Feb 07 10:47:28 router-vmware heartbeat: [21300]: info: Local status now set to: 'up'
Feb 07 10:47:28 router-vmware heartbeat: [21300]: WARN: Shutdown delayed until Communication is up.
Feb 07 10:47:28 router-vmware heartbeat: [21300]: WARN: Managed HBWRITE process 21313 exited with return code 15.
Feb 07 10:47:28 router-vmware heartbeat: [21300]: info: Core process 21313 exited. 7 remaining
Feb 07 10:47:28 router-vmware heartbeat: [21300]: WARN: Managed HBREAD process 21314 exited with return code 15.
Feb 07 10:47:28 router-vmware heartbeat: [21300]: info: Core process 21314 exited. 6 remaining
Feb 07 10:47:28 router-vmware heartbeat: [21300]: WARN: Managed HBWRITE process 21315 exited with return code 15.
Feb 07 10:47:28 router-vmware heartbeat: [21300]: info: Core process 21315 exited. 5 remaining
Feb 07 10:47:28 router-vmware heartbeat: [21300]: WARN: Managed HBREAD process 21316 exited with return code 15.
Feb 07 10:47:28 router-vmware heartbeat: [21300]: info: Core process 21316 exited. 4 remaining
Feb 07 10:47:28 router-vmware heartbeat: [21300]: WARN: Managed HBWRITE process 21317 exited with return code 15.
Feb 07 10:47:28 router-vmware heartbeat: [21300]: info: Core process 21317 exited. 3 remaining
Feb 07 10:47:28 router-vmware heartbeat: [21300]: WARN: Managed HBREAD process 21318 exited with return code 15.
Feb 07 10:47:28 router-vmware heartbeat: [21300]: info: Core process 21318 exited. 2 remaining
Feb 07 10:47:29 router-vmware heartbeat: [21300]: WARN: Managed HBFIFO process 21312 exited with return code 15.
Feb 07 10:47:29 router-vmware heartbeat: [21300]: info: Core process 21312 exited. 1 remaining
Feb 07 10:47:29 router-vmware heartbeat: [21300]: info: router-vmware Heartbeat shutdown complete.

…so it seems to be detecting a split-brain and seems to be restating as a result. However, it doesn’t seem to restart properly and so tries a couple of times and then just gives up.

I can manually restart the service and it seems to come up fine.

I have increased the deadtime to 20 seconds. We’ll see what happens…
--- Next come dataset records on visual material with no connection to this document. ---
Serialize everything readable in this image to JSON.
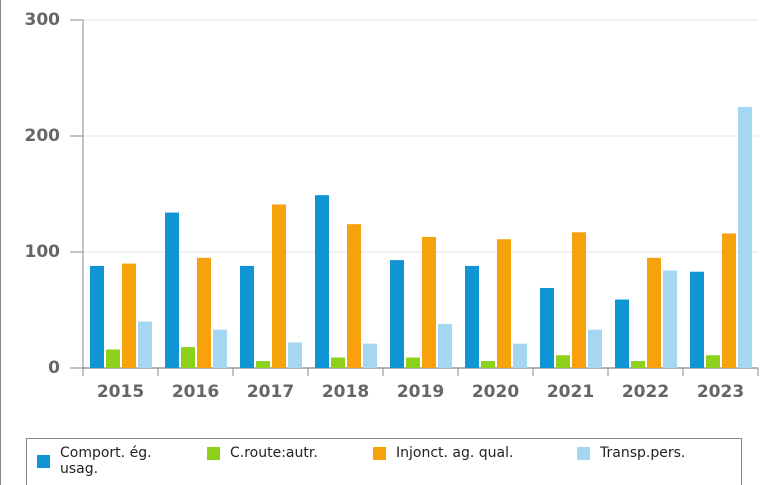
{
  "chart_data": {
    "type": "bar",
    "categories": [
      "2015",
      "2016",
      "2017",
      "2018",
      "2019",
      "2020",
      "2021",
      "2022",
      "2023"
    ],
    "series": [
      {
        "name": "Comport. ég. usag.",
        "color": "#0f94d6",
        "values": [
          88,
          134,
          88,
          149,
          93,
          88,
          69,
          59,
          83
        ]
      },
      {
        "name": "C.route:autr.",
        "color": "#8ed11c",
        "values": [
          16,
          18,
          6,
          9,
          9,
          6,
          11,
          6,
          11
        ]
      },
      {
        "name": "Injonct. ag. qual.",
        "color": "#f7a10c",
        "values": [
          90,
          95,
          141,
          124,
          113,
          111,
          117,
          95,
          116
        ]
      },
      {
        "name": "Transp.pers.",
        "color": "#a5d6f2",
        "values": [
          40,
          33,
          22,
          21,
          38,
          21,
          33,
          84,
          225
        ]
      }
    ],
    "ylim": [
      0,
      300
    ],
    "yticks": [
      0,
      100,
      200,
      300
    ],
    "grid": true,
    "legend": "bottom"
  }
}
Definitely seen split brain during vmotion. Can you pin the routers?

Also may need to allow mac changes on your vswitch if you havent already.

Thanks @chief_dan

That’s definitely an option, but I would prefer another fix if possible.

So far so good with the deadtime at 20s though. No issues so far after 3 days. We’ll see if that continues… If it seems to fix it I’ll change to 15 seconds and try again. Perhaps the 10 seconds is just enough to upset with vmotion, etc.